They are calling him the Hamburglar.
A man broke into a Washington, D.C. Five Guys restaurant to make himself a burger. You read that right.
Police are baffled. The man did not want money or equipment to sell. He just wanted a burger.
Some are hailing him as the unsung hero of the munchies. Other people are calling him a terrible criminal. “Who takes a burger without looting for cash?,” they ask. The Hamburglar does.
Sometime between the hours of 3am and 5am this past Friday, the unknown hero of stoners everywhere snuck into the restaurant. Apparently, he snuck in behind a delivery man.
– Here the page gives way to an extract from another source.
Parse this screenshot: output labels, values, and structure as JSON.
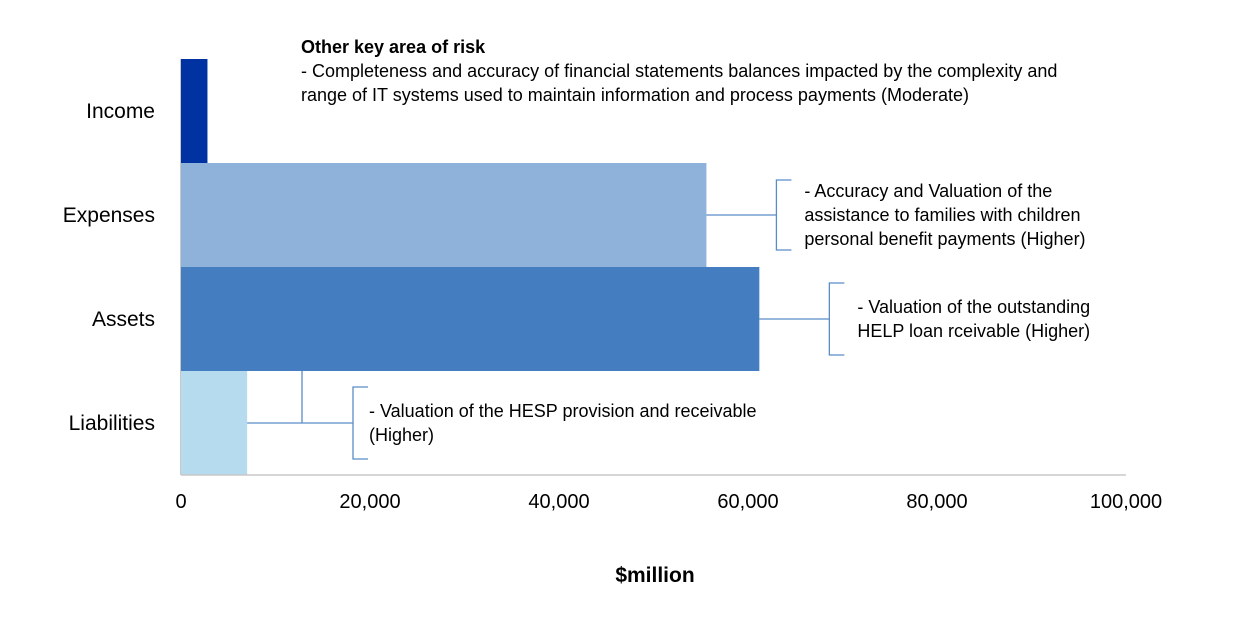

He waited in the shadows until the delivery man completed his task.
Next, the mysterious Hamburglar helped himself to some refreshing soda. Hero work is hard after all. Next, he did the unthinkable. He made himself a plain cheeseburger.
Look at that face in the video. This is not the face of a man who cares. He wears no mask. He looks directly at the camera at certain points of the footage. He even takes a phone call while he puts some buns on the grill. Before leaving with the sandwich, he took a water bottle to go. After all, you need stay hydrated after pulling off the crime of the century.
It is unknown what type of sandwich the unmasked Hamburglar left with, but we know that he was no longer hungry.
The police currently have no leads as to the identity of the unmasked Hamburglar. They are not sure if his hunger pains will strike another restaurant. If you do see this man, there is a $1,000 reward being offered by DC Crime Stoppers for a tip that leads to an arrest.
Considering the theft of the burger, the soda, and the water retailed for a little more six or seven bucks, the $1,000 reward is not a bad price.